Let $(\Omega, \mathcal{H},\mathbb{P})$ a probability space. Suppose $X : \Omega \to \mathbb{R}$ a random variable. Is it always possible to introduce an additional RV $Y: \Omega \to \mathbb{R}$ where $X,Y$ are independent and identically distributed?
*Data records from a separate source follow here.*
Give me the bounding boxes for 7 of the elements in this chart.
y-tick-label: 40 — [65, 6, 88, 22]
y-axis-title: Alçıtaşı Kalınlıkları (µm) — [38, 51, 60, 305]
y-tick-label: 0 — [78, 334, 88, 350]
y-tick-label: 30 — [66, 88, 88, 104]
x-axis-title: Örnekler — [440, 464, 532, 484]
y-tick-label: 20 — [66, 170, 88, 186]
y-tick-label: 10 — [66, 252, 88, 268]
This issue comes up in a proof in Cinlar's Probability and Stochastics, where essentially, we want to show that $Var(X)< \infty$ provided a certain property $P$ of $X$ holds. We first show it assuming $\mathbb{E}(X) =0 $, then show it for all integrable $X$ by supposing $Y$ is some RV iid with $X$ and then show that if we have $P(X)$, we also have $P(X-Y)$ (this is a consequence of how $P$ is defined and relies on the independence of $X$ and $Y$), and then $\mathbb{E}(X-Y) = 0$, so $2 Var(X) = Var(X-Y) < \infty$.
But there seems to be an issue in doing this: how do we know such a $Y$ exists? E.g. suppose that our probability space is $\Omega = (0,1), \mathcal{H} = \mathcal{B}_{(0,1)}, \mathbb{P} = \lambda$, where $\lambda$ is Lebesgue on $(0,1)$. Then let $X : \Omega \to \mathbb{R}$ be given by the identity. Then $\sigma(X)$, the $\sigma$-algebra generated by $X$, is $\mathcal{B}_{(0,1)}$. Thus the only $\sigma$-algebras independent of it are trivial, i.e., they only can have events with probability $0$ or $1$. So the question is, how do we justify the above procedure, i.e., how can we introduce new iid RVs?
Note the what Cinlar does is even worse, since he has some sequence $\{X_n\}$ (of independent RVs), and he wants to introduce a new sequence $\{Y_n\}$ independent of $\{X_n\}$ and so that $Y_j$ has the same distribution as $X_j$.